Riley, having recently mastered the art of composing marble sculptures and using a nail gun for the more ‘extreme’ sorority crafts, knew that it was time for the biggest challenge of all.
It was time to return to Winterfell (aka Clayton Hall) once again in preparation for another round of recruitment with her sisters.
“Our training regimen is pretty normal,” Riley says. “We have to learn to jump, smile and summon the same spirit on command.”
Other than spirit summoning, which is the final task that these girls learn, Riley knew that this was going to be a piece of reduced-fat cake.

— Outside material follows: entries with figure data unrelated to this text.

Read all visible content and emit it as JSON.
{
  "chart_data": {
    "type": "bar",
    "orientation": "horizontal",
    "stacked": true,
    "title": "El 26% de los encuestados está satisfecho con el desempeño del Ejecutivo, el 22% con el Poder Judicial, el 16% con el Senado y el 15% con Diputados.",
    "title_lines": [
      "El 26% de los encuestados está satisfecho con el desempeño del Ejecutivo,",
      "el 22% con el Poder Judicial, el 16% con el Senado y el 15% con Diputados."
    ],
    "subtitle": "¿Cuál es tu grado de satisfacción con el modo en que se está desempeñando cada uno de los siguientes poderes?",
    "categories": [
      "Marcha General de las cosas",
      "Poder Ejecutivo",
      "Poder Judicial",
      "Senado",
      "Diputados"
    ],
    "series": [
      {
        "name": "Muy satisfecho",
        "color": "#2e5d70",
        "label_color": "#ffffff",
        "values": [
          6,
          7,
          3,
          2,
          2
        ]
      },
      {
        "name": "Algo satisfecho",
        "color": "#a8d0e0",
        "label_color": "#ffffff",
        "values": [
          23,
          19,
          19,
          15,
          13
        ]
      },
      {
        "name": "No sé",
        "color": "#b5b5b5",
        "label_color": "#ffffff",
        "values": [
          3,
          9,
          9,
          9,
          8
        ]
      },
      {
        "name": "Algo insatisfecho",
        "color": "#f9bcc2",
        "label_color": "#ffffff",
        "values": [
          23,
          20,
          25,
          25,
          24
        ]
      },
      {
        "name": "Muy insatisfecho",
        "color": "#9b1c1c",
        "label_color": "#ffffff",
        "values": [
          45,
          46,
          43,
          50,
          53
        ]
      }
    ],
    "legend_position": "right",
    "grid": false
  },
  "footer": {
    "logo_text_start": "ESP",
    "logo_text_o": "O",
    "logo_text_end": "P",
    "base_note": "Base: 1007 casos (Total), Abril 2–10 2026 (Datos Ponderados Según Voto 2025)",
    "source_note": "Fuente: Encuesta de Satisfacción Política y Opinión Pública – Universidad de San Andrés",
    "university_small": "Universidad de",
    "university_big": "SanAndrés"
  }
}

She had gone to a class — even though it was on Course Capture. She was ready for this.
As she jumped and smiled in perfect sync with 60 other sisters, and the other girls began filing in for the Summoning (aka Open House Round), her upperclassmen heart began to familiarize itself with the optimism of freshman year.
Riley was assigned to talk to a Potential New Member (PNM) named Christina, who asked her six times if she copied her name down correctly.
“Everyone expects that it begins with a ‘C’, but it doesn’t,” she says. “It’s a K. Did you copy that down correctly?”
Riley was instructed to lasso Christina the moment the doors opened, and the other sisters began to find their new mates as well. Riley tugged Christina to a particularly spacious corner of the room, where they only had to dodge four stacks of glitter. One girl, unfortunately, had already swallowed too much and had to leave.
In this mating call between a sister and a PNM, it is customarily the sister who speaks first. Christina waited patiently for Riley to begin, already formulating her fun fact about alphabetical errors in her head.
But Riley did not speak. Instead, she stared at Christina with the same deadness as when her sister Marcy told her they were mixing with the special-interest stamp-collecting fraternity again.
Riley hit pause on the would-be conversation and went into the next room, tearing through her Longchamp bag that she swore no one else had, as four other girls with the same one walked by.
“I can’t believe it,” she says frantically. “I forgot how to have a conversation. Is it one person goes, then you go? Or do we speak at the same time?”
Riley’s contoured face begins to show serious emotion now. All this time she thought that conversations just meant that she got to talk about herself. But now, in the fluorescent light of Siberia (aka Clayton), she realized that might not be true.
“I hear all these conversations around me, where people are talking about common goals and feelings and dreams,” Riley says. “And I know that now is not the time to talk about the hilarious story when my RA let me turn the Redding bathroom into an ice skating rink.”
After giving herself two-and-a-half pep talks in the mirror, Riley knew that it was time to face her fears. She marched (actually pranced, sorority girls are forbidden to march) back into the room where Christina had cornered the Recruitment Director to discuss why her name tag was spelled incorrectly.
“I find it sad that society has been conditioned to learn one way to spell my name,” she says sadly. “But just to make sure — you did spell it with a ‘K’, right?”
Riley immediately approached her and asked her what her major is. Christina responded proudly that she just declared English, and somewhere in the room a girl with a respectable major collapsed in shame.
After Christina walked away, Riley knew that it wasn’t a match made in heaven. But she surprised herself. Now she could proudly go over to her sisters and chit-chat about her without a shred of guilt.
“Today’s conversation might not have been a winner,” Riley says. “But I’ve been reminded of something more important. Being in this sorority made me keep persevering. Those pep talks that I gave myself wouldn’t have been nearly as convincing if I hadn’t been in this chapter from the start.”
As she walked away, her sister Brandi (with an i) strolled by.
“No one has the heart to tell her that she has to do it again in three minutes,” she says with dismay.
At least Riley still has her five-star rating with Uber.